Interview with the author

Interview with the author

A 2007 interview of author Dmitry Chen by Moscow News, upon the original Russian publication of The Pet Hawk of the House of Abbas.

Note: Chen wrote and published the second novel in the trilogy – Pet Monkey, which takes place in China, first. The first novel in the trilogy – Pet Hawk – was written second.


Moscow News: The action in Pet Monkey takes place in eighth century China and Pet Hawk in the Arabian Caliphate. But the protagonist is one and the same.

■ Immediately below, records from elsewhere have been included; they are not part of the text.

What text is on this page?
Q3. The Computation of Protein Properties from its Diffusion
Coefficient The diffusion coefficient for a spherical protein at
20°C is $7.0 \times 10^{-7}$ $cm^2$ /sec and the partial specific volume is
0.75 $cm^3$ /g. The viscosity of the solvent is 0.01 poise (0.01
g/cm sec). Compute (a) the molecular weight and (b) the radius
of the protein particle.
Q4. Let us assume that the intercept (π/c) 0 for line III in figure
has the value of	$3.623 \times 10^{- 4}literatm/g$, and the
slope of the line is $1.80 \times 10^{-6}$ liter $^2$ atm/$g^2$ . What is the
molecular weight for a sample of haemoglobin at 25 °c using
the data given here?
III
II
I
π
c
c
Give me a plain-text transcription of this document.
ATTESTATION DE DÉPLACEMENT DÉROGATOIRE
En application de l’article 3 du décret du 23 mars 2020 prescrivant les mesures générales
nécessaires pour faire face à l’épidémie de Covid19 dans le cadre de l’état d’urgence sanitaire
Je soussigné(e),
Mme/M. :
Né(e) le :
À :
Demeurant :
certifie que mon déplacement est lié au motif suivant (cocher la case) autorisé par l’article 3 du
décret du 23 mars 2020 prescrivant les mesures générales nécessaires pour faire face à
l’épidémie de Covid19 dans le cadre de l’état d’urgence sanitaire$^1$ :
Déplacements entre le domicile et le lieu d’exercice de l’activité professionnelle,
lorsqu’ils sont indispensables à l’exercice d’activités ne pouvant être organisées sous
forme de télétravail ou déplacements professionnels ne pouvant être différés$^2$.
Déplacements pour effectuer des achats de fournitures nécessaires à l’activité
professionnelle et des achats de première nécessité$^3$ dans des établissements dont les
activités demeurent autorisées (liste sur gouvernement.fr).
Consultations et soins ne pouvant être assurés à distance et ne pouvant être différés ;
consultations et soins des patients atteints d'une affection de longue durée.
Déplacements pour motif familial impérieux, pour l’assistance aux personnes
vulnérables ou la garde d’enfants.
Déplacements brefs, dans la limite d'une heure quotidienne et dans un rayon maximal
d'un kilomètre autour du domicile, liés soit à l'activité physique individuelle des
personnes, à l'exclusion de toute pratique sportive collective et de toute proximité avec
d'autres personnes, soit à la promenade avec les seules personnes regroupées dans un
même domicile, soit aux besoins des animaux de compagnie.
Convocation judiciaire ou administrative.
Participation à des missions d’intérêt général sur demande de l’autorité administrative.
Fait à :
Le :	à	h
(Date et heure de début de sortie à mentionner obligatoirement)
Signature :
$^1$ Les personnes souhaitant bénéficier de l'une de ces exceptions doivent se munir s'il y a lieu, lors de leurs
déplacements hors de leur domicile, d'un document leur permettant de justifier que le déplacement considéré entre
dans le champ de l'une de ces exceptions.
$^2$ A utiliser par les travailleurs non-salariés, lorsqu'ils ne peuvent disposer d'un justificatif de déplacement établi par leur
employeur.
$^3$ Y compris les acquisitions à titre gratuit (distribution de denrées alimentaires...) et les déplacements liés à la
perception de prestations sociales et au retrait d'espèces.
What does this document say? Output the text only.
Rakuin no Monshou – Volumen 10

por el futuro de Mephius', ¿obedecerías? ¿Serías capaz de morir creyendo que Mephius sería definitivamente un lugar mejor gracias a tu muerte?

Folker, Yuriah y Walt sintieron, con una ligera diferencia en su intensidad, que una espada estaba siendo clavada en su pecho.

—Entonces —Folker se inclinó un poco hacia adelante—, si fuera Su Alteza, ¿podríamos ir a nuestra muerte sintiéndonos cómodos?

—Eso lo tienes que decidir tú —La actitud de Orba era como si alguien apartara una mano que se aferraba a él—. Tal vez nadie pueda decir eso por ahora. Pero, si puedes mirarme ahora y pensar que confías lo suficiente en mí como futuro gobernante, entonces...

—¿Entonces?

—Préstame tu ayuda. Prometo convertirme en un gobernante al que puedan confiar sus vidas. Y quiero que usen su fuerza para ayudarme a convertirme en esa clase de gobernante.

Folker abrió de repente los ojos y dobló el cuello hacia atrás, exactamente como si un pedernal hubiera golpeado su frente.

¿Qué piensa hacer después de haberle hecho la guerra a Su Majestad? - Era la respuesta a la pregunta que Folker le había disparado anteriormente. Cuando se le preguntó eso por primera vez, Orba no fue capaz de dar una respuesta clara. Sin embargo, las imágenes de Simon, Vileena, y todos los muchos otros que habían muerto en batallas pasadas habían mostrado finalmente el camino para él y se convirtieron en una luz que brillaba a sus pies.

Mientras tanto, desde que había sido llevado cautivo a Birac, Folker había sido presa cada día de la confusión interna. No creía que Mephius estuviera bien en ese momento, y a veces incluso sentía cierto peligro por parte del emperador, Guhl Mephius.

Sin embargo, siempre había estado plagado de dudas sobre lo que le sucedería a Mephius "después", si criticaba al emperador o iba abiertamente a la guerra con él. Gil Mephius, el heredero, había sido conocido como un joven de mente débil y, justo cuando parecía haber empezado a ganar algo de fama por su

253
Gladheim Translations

Dmitry Chen: Yes, the first novel (Pet Monkey) tells of the war hero and super spy who arrived [in China] from the Arab Caliphate. There [in the Caliphate] he took part in at least two battles, one of which, on the River Zab, decided the fate of dynasties: the Umayyads were cast aside and the Abbasids rose to power. And after the battle on the River Talas, the border between the Arab and Chinese worlds was drawn. Amazingly, this was in the eighth century!

MN: But Arab and Chinese culture, apparently, are very different?

Chen: Yes. I was aided by the fact that my hero, a healer, super spy and loner, is neither Chinese nor Arab. He comes from somewhere in between, from Samarkand; the Chinese and Arab cultures are both external to him, as it were. He immigrated to China after the Arab takeover [of his homeland], as was the case with many who lived in Samarkand. Yet he was also in it for the money. He represents a third civilization – Central Asia before the Arabs. The Arabs were my hero’s enemy; two generations of his family fought against them. Yet surprisingly he gradually begins to understand what kind of people they are, what motivates them, and in the end he joins with them in an alliance of sorts.

MN: Can writing rest simply on book knowledge?

Chen: I know Central Asia because my family is from there. By profession, I am a Sinologist. As to the Arabs... [After writing Pet Monkey], at first I thought I would write a prehistory of my hero in a series of short stories, essays and portraits – for myself. But then a woman appeared in his life and the novel came to life. I am happy to have gotten acquainted with the extraordinary Islamic world, with Arab civilization. It is a stunningly beautiful world built upon poetry. Poetry, albeit sad poetry, was the entire history of the Arabs. This is a people that conquered half the world practically by accident – there were no particularly violent battles. And, not knowing how to administer the world that had fallen into their laps, the heirs of the Prophet Muhammad lost their empire and it passed to a more educated people – Arabs, yes, but from an Iranian dynasty. This is essentially the time described in the book.

MN: You spoke of the Arabs’ “accidental” conquest of half the world. Is this true? Won’t the prophet’s people curse you?

Chen: Muhammad himself did not conquer anything. His heirs stumbled into a situation where Byzantium and Iran had been worn out by war with each other. These two huge empires were situated directly alongside the Arabs. And insofar as they were weakened, it was relatively easy for the Arabs to conquer Iran, Central Asia (although they ran into some serious opposition there), and a significant portion of Byzantium.

I was actually rather surprised to learn how willingly the Christians in Byzantium, tortured by religious disagreements and harassment, chose to live under the Arabs, because they welcomed them with a greater degree of freedom and religious tolerance. The Arabs knew they could conquer the world with their weapons and ideas, but they surely did not expect it to be as easy as it was to defeat Northern Africa, or a part of Spain. In general, history is not very just. Much happens of its own accord, thanks to the mistakes of some or the enthusiasm of others.

MN: The Arab and Chinese mindsets are rather different from one another, no?

Chen: These are, in reality, two different worlds, yet they have much in common. At the very least, during the time that I describe in the novels, everyone wrote poems. This was a very fertile time for poetic creation. It was a form of life – people lived through poetry. On the other hand, the world was more unified, and people had no less contact with one another than they do in our present airplane age. Both the Arabs and the Chinese had large and abiding interests in what was going on beyond their own borders. Chinese self-isolation came only later.

As concerns the Arab culture of Islam, well, in two words, it is simply beautiful. I recall how, in 1988, the Malaysian Minister of Religious Affairs said to me, “The first behest of our religion is to strive for knowledge.”

I am always surprised how similar the world religions are one to another, how much their holy books have in common. It is as if one book was translated into the languages of all the different cultures, back at the time of their formation.